Un Livre Que J'ai Lu (27) : Sarrasine (Honoré de Balzac)

Publié par Alighieridante.over-blog.com  - Catégories :  #Un Livre Que J'ai Lu

 Il y a du Flaubert dans Balzac et du Balzac dans Flaubert, ces deux-là affectionnent particulièrement le manteau écarlate des princes de l’Eglise. Ils nous dépeignent ces ministres d’avantage comme des mondains plutôt que comme des saints. Leurs couronnes, flétries de richesse et d’arrogance n’en n’ont pas moins les effluves d’une autorité suprême dont Montaigne disait qu’elle était un rempart puissant contre le désordre. Effectivement, Honoré de Balzac  fait du rôle du cardinal Cicognara, un commanditaire meurtrier. Sarrasine, le sculpteur, en fera les frais après avoir sculpté une statue à l’image de la chanteuse d’opéra Zambinella dont il sera éperdument amoureux. Girodet s’en inspira pour son Endymion, du moins d’après une copie que la famille Lantry fit faire. On ne peut ici rien dévoiler de l’intrigue sans noyer l’envie de s’y plonger mais il faut savoir qu’elle est plus que pertinente tant elle reflète un comportement qui est aujourd’hui plus que toléré, et même encouragé, au point que la chirurgie s’en est faite une spécialité. Balzac profite donc de cette nouvelle pour nous dresser le portrait psychologique de la femme, chose qu'il affectionne particulièrement, tout comme Gustave Flaubert d'ailleurs.

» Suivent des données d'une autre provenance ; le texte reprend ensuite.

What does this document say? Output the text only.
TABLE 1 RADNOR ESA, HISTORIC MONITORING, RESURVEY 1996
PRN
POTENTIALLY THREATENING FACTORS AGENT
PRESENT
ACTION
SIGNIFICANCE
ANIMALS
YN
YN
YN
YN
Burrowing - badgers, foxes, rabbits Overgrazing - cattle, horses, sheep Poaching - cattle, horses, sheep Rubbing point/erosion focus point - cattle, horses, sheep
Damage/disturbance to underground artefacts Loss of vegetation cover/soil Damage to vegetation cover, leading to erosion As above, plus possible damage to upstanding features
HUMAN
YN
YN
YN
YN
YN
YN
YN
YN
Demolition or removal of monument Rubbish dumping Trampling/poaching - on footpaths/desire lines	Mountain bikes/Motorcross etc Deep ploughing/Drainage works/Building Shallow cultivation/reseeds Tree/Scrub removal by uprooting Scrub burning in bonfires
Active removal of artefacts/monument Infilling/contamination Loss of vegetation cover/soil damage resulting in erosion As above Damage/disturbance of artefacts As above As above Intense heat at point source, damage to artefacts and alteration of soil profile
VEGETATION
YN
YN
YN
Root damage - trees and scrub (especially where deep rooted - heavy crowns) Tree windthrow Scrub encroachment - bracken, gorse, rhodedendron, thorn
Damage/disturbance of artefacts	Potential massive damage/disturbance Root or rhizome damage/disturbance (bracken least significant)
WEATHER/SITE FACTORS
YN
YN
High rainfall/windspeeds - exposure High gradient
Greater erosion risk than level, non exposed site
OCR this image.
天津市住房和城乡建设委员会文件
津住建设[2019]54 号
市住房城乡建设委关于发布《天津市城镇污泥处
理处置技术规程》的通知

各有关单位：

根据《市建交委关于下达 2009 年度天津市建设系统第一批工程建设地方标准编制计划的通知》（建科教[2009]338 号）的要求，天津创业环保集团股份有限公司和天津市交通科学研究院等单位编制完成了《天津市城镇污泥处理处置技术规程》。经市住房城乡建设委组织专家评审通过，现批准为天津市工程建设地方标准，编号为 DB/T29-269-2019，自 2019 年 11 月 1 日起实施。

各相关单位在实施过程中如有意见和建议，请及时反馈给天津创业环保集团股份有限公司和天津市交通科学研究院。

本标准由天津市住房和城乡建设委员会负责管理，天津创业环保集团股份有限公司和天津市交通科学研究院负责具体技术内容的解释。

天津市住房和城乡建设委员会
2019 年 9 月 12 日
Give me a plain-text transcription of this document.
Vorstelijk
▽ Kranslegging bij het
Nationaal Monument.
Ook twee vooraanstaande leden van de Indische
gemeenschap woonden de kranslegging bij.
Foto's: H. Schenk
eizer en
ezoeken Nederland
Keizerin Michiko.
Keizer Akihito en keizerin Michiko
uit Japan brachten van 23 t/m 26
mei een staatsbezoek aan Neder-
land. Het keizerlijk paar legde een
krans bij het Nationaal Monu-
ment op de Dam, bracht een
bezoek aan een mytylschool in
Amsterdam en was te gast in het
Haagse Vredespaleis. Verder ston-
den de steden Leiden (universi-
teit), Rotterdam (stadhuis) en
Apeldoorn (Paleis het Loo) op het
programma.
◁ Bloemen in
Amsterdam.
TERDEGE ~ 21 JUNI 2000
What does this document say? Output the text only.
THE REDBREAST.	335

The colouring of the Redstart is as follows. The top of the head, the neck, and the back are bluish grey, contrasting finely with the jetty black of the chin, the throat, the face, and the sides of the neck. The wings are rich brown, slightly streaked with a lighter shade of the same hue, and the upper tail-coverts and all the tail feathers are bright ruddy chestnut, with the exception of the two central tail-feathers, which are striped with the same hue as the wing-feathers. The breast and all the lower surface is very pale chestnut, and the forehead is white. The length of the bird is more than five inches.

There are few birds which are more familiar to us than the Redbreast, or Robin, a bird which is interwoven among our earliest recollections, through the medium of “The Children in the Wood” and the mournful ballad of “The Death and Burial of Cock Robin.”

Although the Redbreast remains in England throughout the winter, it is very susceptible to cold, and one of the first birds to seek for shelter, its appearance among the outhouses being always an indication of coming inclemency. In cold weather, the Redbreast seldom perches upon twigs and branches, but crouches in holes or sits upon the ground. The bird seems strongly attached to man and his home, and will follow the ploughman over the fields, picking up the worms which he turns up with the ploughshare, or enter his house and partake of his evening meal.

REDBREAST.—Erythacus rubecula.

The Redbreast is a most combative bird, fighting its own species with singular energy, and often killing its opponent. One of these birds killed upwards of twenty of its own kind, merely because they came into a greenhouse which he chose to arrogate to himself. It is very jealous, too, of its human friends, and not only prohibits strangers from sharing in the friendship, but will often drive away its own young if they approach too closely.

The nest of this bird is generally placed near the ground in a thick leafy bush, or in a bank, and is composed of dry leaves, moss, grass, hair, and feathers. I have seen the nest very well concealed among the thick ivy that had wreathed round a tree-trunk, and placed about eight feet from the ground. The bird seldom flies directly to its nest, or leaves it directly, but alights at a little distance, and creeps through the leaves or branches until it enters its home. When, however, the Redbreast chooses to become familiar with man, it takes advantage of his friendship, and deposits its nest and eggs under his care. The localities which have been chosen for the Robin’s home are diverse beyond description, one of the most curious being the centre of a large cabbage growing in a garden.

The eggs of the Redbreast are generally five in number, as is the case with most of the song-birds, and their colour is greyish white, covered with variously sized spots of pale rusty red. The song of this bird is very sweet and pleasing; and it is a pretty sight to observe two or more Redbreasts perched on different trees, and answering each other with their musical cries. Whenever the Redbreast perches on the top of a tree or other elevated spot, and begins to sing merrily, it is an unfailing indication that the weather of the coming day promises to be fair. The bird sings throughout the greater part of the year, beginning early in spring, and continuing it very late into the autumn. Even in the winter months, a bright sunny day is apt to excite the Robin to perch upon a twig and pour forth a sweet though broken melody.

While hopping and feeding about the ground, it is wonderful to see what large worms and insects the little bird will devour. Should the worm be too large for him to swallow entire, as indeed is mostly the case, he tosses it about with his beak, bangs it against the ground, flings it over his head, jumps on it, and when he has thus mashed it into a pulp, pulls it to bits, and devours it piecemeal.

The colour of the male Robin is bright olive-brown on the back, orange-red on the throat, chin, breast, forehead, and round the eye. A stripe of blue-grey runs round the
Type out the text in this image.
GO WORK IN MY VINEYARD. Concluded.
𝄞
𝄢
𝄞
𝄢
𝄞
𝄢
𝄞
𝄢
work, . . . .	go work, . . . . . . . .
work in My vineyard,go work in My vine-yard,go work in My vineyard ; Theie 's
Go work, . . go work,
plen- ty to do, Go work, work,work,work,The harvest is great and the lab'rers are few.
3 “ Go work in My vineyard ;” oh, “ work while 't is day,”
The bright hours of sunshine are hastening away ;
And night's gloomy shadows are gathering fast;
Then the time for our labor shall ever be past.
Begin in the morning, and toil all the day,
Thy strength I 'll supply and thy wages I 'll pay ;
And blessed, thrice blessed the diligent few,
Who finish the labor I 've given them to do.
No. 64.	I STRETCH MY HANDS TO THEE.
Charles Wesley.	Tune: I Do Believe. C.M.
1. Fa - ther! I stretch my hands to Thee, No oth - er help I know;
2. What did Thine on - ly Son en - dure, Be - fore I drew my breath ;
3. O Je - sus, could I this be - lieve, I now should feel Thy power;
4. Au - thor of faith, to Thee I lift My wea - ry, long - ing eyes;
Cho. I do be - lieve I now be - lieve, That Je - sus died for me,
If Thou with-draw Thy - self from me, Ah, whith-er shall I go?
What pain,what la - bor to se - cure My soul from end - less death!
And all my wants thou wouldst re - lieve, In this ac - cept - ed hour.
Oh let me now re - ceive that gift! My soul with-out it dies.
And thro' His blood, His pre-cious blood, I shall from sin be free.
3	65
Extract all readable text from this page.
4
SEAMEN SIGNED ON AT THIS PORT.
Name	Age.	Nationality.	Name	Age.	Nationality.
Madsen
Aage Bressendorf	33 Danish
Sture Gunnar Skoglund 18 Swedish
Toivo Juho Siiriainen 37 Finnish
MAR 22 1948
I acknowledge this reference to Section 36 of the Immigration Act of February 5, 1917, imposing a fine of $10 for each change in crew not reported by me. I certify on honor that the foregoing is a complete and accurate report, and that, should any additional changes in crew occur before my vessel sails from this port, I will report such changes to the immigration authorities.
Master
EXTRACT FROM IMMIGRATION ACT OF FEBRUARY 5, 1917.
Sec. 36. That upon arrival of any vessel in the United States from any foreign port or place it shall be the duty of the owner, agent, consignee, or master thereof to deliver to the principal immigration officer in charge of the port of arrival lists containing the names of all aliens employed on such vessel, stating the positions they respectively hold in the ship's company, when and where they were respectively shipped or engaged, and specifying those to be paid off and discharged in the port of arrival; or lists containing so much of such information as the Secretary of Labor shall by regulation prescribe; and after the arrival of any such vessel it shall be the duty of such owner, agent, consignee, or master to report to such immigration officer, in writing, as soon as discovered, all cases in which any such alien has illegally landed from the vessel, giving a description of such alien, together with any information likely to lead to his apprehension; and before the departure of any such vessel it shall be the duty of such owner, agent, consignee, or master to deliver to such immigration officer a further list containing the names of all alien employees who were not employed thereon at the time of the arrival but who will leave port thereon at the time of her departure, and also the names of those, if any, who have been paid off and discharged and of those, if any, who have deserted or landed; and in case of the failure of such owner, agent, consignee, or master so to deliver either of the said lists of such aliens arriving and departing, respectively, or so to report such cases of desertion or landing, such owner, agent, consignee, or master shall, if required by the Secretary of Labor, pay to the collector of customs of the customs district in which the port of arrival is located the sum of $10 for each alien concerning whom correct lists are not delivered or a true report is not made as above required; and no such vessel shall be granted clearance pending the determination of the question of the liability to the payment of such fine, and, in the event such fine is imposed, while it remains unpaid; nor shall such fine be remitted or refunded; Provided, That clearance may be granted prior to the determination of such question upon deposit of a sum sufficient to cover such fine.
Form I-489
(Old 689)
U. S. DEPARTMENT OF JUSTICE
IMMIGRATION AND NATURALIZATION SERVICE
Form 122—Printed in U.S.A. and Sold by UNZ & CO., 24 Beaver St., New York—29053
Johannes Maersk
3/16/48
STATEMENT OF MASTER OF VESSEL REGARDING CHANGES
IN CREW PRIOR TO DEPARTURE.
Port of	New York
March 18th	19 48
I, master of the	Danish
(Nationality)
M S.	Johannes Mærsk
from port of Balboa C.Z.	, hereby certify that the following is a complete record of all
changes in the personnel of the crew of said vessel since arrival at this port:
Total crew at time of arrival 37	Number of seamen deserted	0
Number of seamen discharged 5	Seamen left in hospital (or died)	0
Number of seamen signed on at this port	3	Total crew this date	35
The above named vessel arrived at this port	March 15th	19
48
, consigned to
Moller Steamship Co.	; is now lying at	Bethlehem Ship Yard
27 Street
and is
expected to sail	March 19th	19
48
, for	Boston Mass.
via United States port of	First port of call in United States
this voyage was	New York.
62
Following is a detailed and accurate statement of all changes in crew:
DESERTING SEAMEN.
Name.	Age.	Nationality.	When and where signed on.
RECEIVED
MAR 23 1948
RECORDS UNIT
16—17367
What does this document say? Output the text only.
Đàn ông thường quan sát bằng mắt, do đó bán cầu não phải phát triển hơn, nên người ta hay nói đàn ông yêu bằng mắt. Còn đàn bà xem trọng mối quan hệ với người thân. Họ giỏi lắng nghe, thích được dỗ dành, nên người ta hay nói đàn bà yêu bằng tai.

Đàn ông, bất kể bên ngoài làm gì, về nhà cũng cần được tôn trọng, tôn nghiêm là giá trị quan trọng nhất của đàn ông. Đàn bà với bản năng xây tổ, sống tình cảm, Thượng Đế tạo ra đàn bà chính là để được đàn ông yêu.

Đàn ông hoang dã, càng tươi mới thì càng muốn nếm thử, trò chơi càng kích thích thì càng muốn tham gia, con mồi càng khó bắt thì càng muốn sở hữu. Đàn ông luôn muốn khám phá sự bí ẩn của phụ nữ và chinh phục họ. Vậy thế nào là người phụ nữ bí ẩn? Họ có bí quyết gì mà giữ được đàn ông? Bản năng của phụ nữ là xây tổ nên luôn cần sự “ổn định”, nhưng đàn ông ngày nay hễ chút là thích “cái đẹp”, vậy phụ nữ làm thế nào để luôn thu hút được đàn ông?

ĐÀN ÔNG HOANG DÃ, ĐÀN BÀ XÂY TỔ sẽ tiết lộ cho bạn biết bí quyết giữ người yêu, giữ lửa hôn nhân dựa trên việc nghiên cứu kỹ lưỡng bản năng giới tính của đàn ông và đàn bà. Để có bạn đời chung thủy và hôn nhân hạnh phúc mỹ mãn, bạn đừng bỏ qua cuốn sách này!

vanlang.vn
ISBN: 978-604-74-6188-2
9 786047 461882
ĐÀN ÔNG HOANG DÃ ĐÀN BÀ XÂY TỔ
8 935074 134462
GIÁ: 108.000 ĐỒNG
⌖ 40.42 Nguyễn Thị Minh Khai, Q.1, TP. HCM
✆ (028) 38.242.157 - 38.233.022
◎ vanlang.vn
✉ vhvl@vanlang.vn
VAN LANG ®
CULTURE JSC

 La coquetterie chez la femme est un impérialisme aussi puissant que diabolique dont la force gravitationnelle neutralise bien les corps pris dans son orbite. Si Méduse incarne la femme brute derrière le masque de la coquetterie, il n’échappera pas à Balzac, que cette répugnante chimère, parfaitement femelle, inflige aux yeux trop curieux une correction parfaitement divine. Gorgone est donc cet avertissement métaphorique dont Balzac traduira dans cette seule phrase, Sarrasine dévorait des yeux la statue de Pygmalion... (p37). Ainsi avec souplesse, Balzac enfonce le clou, le mot "froid", une phrase plus loin, souligne la pétrification de Sarrasine. Si la rigidité est évoqué de la sorte elle rappelle inévitablement la froideur du cadavre et du marbre dans lequel sera façonné la Zambinella, l'amour de Sarrazine. Mais Balzac, plus rigoureux encore, achève la métaphore avec une délicieuse image toute aussi psychanalytique que suggestive. En effet, le style du maître est presque indécent tant la colonne sur laquelle est appuyé Sarrazine, à la page 39, joue ici parfaitement son rôle libidinal. Et ainsi pour achever son expression gorgonesque, Balzac, dans une toute petite phrase de quatre mots, fige définitivement Sarrazine en statue, La passion l'avait foudroyé (p39). L'habilité du maître ne s'arrête pourtant pas-là, l'allégorie mythologique de la gorgone trouve également place à la page 11 dans une phrase toute baudelairienne, Avez-vous jamais rencontré de ces femmes dont la beauté foudroyante défie les atteintes de l'âge, et qui semblent à trente-six ans plus désirables qu'elles ne devaient l'être quinze ans plus tôt? De la même manière, dans le même paragraphe, quelques lignes plus loin, Balzac écrit, Aimer ces puissantes sirènes, n'est-ce pas jouer sa vie? Si donc la mort est affilié à la femme et à l'amour dont la gorgone Méduse en est l'expression carnavalesque, il ne faut pas oublier la nouvelle de Flaubert, Hérodias, qui, par une ruse bien féminine, obtint que l'on coupât la tête du Baptiste. Ainsi, Balzac, à la page 61, zigouille la femme dans une tirade non moins aiguisée qu'acérée, - J'aurais toujours dans le souvenir une harpie céleste qui viendra enfoncer ses griffes dans tous mes sentiments d'hommes, et qui signera toutes les autres femmes d'un cachet d'imperfection! Monstre! toi qui ne peut donner la vie à rien, tu m'as dépeuplé la terre de toutes ses femmes.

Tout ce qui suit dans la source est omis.